Les Cambodgiens sont à juste titre fiers de leurs ressources naturelles, qu’il s’agisse d’oiseaux, de félins, de fleurs, de fruits ou d’arbres… Aussi n’est-il pas étonnant que les poètes khmers choisissent pour sujets de leurs odes les représentants les plus appréciés de la flore de leur pays. C’est le cas du poème présenté ici, qui est consacré à l’arbre emblème du Cambodge : le palmier à sucre.
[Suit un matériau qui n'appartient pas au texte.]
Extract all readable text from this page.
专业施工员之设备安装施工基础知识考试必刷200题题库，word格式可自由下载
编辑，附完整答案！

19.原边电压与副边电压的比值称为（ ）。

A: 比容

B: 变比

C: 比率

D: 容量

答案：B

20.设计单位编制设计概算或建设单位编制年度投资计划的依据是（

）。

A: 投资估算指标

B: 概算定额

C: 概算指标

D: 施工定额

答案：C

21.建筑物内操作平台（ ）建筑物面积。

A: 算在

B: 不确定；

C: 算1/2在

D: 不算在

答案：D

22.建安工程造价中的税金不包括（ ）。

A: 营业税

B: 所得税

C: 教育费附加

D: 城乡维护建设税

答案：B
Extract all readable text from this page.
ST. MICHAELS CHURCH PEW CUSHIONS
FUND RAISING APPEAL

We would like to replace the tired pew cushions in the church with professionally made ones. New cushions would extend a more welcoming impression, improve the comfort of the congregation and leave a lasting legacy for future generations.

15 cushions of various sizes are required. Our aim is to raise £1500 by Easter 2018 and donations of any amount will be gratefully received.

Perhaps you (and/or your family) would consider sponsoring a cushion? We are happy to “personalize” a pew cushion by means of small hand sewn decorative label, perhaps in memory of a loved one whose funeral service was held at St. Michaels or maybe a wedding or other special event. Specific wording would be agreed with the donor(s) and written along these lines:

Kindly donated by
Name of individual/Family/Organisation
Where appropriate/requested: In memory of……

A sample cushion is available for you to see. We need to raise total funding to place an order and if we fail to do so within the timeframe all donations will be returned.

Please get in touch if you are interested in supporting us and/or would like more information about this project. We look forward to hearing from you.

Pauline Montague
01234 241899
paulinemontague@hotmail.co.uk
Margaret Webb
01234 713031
Khun Srun (ឃុន ស្រ៊ុន, 1945-1978), enseignant, écrivain, journaliste, poète, fut une figure majeure parmi les intellectuels cambodgiens des années 1960-1970. Il fut emprisonné à deux reprises dans les geôles du maréchal Lon Nol, qui avait reversé Norodom Sihanouk par un coup d’État en 1970. Après son second emprisonnement, il décida en 1973 de fuir Phnom Penh pour rejoindre la guérilla khmère rouge. Il fut assassiné par les suppôts de Pol Pot, avec presque toute sa famille, dans la sinistre prison S-21 en décembre 1978, quelques jours à peine avant l’entrée des troupes vietnamiennes à Phnom Penh (janvier 1979).
Son poème « La vie du rônier » (ជីវិតដើមត្នោត) se trouve dans un recueil de textes intitulé La Beauté de la vie (សម្រស់ជីវិត), publié à Phnom Penh en 1971.
Dans « La vie du rônier », Khun Srun dresse en quelques traits un portrait tout à fait fidèle du palmier à sucre (appelé aussi rônier, ou encore borasse, Borassus flabellifer, en khmer ត្នោត [tnaot], qui a été choisi comme arbre symbole du Cambodge. Le poète parle de la façon dont ce palmier pousse, de sa rusticité, de sa silhouette élancée et reconnaissable entre toutes, omniprésente sur les diguettes de la campagne cambodgienne, de ce qu’il apporte aux hommes…
La traduction que je propose ci-dessous n’est pas littérale. J’ai plutôt tenté de rendre en français la poésie du texte khmer.
Khun Srun – La vie du rônier
On abandonne ses graines à la terre des rizières,
Il n’est pas surveillé comme les potagers,
Il n’est pas dorloté comme les fleurs des barrières,
Et il est pour cela de tous apprécié.
Il se dresse, solitaire, de nombreuses années,
De sa silhouette il marque les limites des champs,
Il ne plie ni ne rompt sous la force du vent,
Mais il n’ est pas l’objet des éloges des hommes.
Quand enfin il déploie sa svelte silhouette,
On lui coupe ses palmes et l’on cueille ses fruits,
On prélève sa sève le matin et le soir,
Le rônier est heureux d’offrir tout ce qu’il a.
Un rônier dont la taille dépasse les autres,
Se trouve à la merci de la foudre implacable,
Son grand corps décharné se dresse dans le vide,
Et il arrête alors de donner son nectar.
Et même s’il parvient à surpasser l’épreuve,
Quand la foudre a frappé mais qu’il survit encore,
Tous ceux qui l’aperçoivent tremblent en le voyant,
Disent qu’il porte malheur et ne l’approchent plus.